Is Your Child Safe on the School Bus?

Posted by on May 8, 2017 in Autism ATRIUM, Featured | 0 comments

Is Your Child Safe on the School Bus?

Recently, a young girl with autism was struck twice in the face by a school bus aide. The person has not yet been charged, and the incident is still under investigation. Sadly, stories of abuse of our most vulnerable children are not uncommon.

After an incident several years ago with my own daughter, I requested that cameras be installed on all special ed buses in our school district and am very grateful that our town complied. While many communities across the country already have cameras in use, it’s important for you to know that this is not federally mandated and varies widely by school district, and that cameras alone many not curb abuse.

As parents, we are placing the safety of our precious children into the hands of bus and school staff on a daily basis. We should be able to do so without fear, but the reality is we must be vigilant advocates for our children at all times.

So what can we do to help ensure the safety of our kids?

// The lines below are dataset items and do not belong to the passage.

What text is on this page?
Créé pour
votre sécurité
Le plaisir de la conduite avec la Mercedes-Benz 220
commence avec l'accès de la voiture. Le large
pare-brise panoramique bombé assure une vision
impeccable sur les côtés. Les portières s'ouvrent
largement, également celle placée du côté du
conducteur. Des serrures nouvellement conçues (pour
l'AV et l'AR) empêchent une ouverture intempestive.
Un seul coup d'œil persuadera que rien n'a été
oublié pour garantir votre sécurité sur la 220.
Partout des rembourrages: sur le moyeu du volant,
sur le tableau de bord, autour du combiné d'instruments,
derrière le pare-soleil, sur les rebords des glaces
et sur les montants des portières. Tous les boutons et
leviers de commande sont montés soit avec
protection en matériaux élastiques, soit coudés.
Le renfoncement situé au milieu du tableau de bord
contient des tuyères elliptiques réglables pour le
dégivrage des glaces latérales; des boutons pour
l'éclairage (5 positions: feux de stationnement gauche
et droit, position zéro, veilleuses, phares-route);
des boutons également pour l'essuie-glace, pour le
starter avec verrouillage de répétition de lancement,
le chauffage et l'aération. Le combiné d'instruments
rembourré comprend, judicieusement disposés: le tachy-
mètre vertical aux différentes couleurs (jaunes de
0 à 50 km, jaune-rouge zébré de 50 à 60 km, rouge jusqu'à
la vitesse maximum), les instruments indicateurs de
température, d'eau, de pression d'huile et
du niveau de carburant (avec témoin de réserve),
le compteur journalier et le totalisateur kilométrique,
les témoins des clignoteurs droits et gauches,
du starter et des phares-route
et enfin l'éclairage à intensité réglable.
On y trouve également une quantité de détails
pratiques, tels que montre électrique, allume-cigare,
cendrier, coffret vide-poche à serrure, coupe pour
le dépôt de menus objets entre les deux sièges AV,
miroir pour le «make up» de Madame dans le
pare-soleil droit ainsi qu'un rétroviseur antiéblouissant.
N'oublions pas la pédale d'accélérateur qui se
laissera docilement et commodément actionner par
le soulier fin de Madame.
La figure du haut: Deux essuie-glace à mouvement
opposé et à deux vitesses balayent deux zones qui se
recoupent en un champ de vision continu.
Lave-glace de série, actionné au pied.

  • Ask your child’s school to provide autism training to all bus drivers, monitors and aides.
  • If there are no cameras installed, talk to your school district: Abuse can still happen, but with cameras, it can be proven and addressed. Ask if there is a camera installed on your child’s bus, ask how long the recordings are archived and how you can request to review video if you have reason to suspect a problem.  Confirm that personnel background checks are done and ask if bus drivers and monitors receive specialized training prior to working with children with disabilities.
  • Introduce yourself to your child’s bus staff, relay any concerns they should be aware of regarding your child’s individual needs.  For example, “Please use an eyes on, hands off approach,” or “My child needs to be supervised, but does not like to be touched.”
  • Observe your child:  Watch for changes in behavior or anxiety when getting on or off the bus.  Remember that this could be due to issues at school as well, so be sure to have discussions with both school and bus staff about your concerns.
  • Follow your gut – and the bus!  If you feel that something just isn’t right, drive the bus route at random times and monitor activity.
  • Ask the school to assign a buddy or peer pal on the bus.
  • Use photos of the bus driver and monitor as part of a social story for your child about going to school.  This will also allow your child to communicate with you using those same pictures.
  • If you notice any signs of abuse, take pictures, document everything, and report it to your local police department.
  • Work with school staff/speech pathologists to help your non-verbal child develop an effective means of communication.  Request an Assistive Technology Assessment if you feel your child would benefit from a communication/voice output device.
  • Provide a Student Profile Form to your school and bus staff with information specific to your child’s individual needs.

While most people who choose to work with children with special needs are very caring and compassionate individuals, there are those who take advantage of the fact that our non-verbal children are the ultimate victims of abuse because they are unable to report crimes against them.  It is crucial for us as parents to put every possible safeguard into place.